From Chatbots to Coordinated Multi-Agent AI Systems
Kore.ai’s new Artemis edition of the Kore Agent Platform marks a deliberate break from the single-agent chatbot era. Instead of relying on prompt-chain scripts and brittle orchestration code, Artemis is positioned as an AI-native, autonomous agent platform that can plan, delegate, and complete work across multiple steps and channels. In customer experience and broader business operations, this shift aligns with what industry observers describe as the third wave of enterprise AI: a phase defined not by basic automation or isolated generative assistants, but by multi-agent AI systems that execute tasks autonomously while remaining observable and controllable. Kore.ai frames Artemis as the coordination layer for these agent teams, standardizing how agents, tools, and workflows interact so enterprises can move from static decision trees to dynamic, real-time AI agent orchestration that adapts to customer journeys and operational complexity.

Agent Blueprint Language: Compiled Governance for AI Teams
At the core of Artemis is Kore.ai’s Agent Blueprint Language (ABL), a compiled, declarative blueprint system for defining agents, tools, memory, guardrails, and overall topology. Rather than wiring chains imperatively in code and discovering failures only when a large language model call breaks in production, teams describe the entire multi-agent graph in a typed DSL. The platform’s parser and compiler then statically validate this design, surfacing contract mismatches, missing tools, and unreachable states before any token is generated. Six built-in orchestration patterns—supervisor, delegation, handoff, fan-out, escalation, and agent-to-agent federation—encode common multi-agent coordination strategies as reusable constructs. This approach turns multi-agent coordination from an artisanal scripting exercise into a governed, repeatable process, giving enterprises a consistent way to design, validate, and audit their AI systems across departments, channels, and underlying models.

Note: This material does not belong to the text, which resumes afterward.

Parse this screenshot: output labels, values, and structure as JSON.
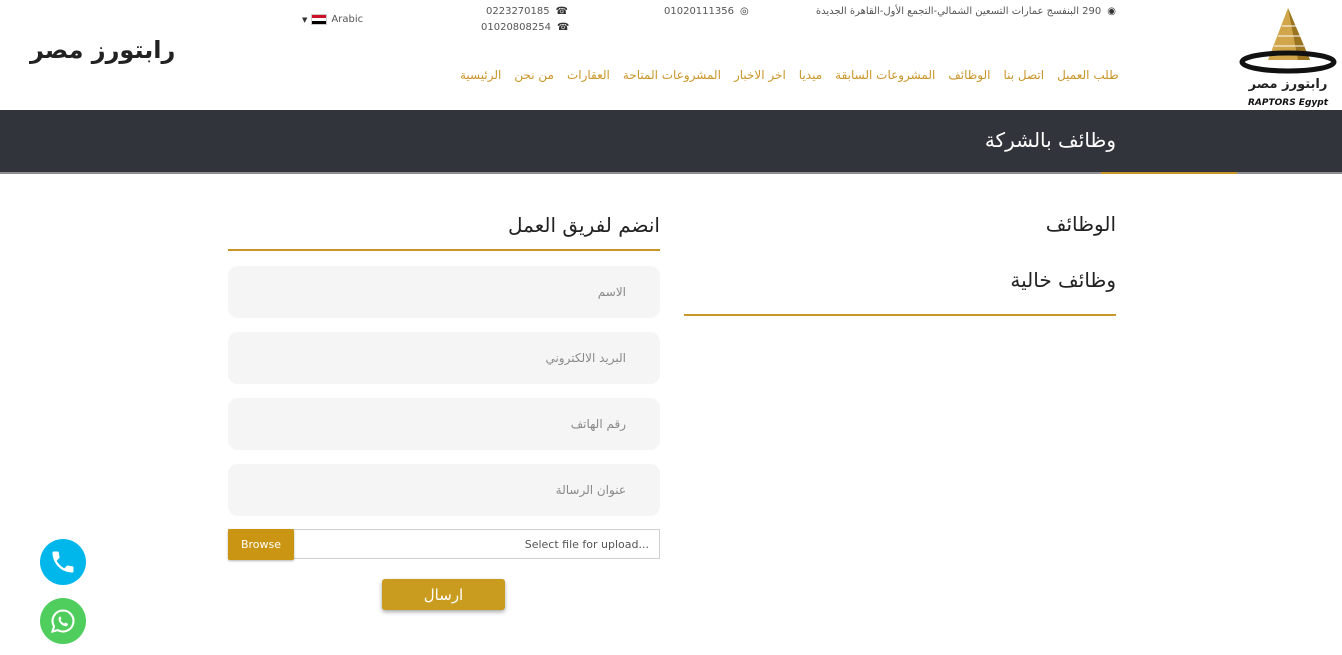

Dual-Brain Architecture and AI Agent Orchestration
Artemis differentiates itself with a dual-brain architecture that combines agentic reasoning and deterministic flows under a single runtime. Two cognitive engines operate in parallel through shared memory, yet are authored in a unified language, allowing enterprises to blend flexible reasoning with predictable process logic in one autonomous agent platform. This dual-brain design is complemented by Arch, Kore.ai’s AI agent architect, which turns plain-language business objectives into production-ready ABL blueprints. Arch designs the agent topology, supports the full lifecycle, and refines agents based on real production traces. Crucially, the platform operates independently of underlying models, making it possible to swap or mix models without redesigning orchestration. Together, the dual-brain runtime, Arch, and compiled blueprints give enterprises a structured path to AI agent orchestration that scales beyond pilot projects into resilient, production-grade multi-agent coordination.

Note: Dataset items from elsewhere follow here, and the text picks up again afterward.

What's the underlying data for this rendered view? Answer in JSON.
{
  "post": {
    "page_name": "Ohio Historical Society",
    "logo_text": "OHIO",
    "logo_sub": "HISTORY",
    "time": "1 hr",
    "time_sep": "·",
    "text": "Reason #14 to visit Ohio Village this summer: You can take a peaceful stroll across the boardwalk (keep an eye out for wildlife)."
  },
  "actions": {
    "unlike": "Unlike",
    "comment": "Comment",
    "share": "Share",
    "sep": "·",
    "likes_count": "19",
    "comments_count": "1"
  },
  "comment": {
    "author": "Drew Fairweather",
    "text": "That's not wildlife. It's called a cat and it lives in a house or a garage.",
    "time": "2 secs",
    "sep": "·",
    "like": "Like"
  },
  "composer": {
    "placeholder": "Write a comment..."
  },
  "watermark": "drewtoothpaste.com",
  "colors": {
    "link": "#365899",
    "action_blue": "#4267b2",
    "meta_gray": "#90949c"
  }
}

Built-In Governance for the Third Wave of Enterprise AI
Kore.ai explicitly positions Artemis as a response to the third wave of enterprise AI, where governance, observability, and trust are the primary success metrics. Rather than treating governance as an afterthought, the platform enforces controls before any agent goes live, with static validation, guardrails, and operational policies baked into its compiled blueprints and runtime. This AI-native design aims to keep multi-agent AI systems predictable, auditable, and compliant even as they become more autonomous. For CX leaders, that means multi-agent systems that can reshape customer journeys—planning, delegating, and completing tasks across steps—without sacrificing control or regulatory alignment. More broadly, Kore.ai is targeting enterprises building complex AI workflows on Microsoft Azure, promising deployment of production-ready multi-agent AI systems in days instead of months, and establishing Artemis as a governance-first foundation for orchestrating autonomous AI teams across the business.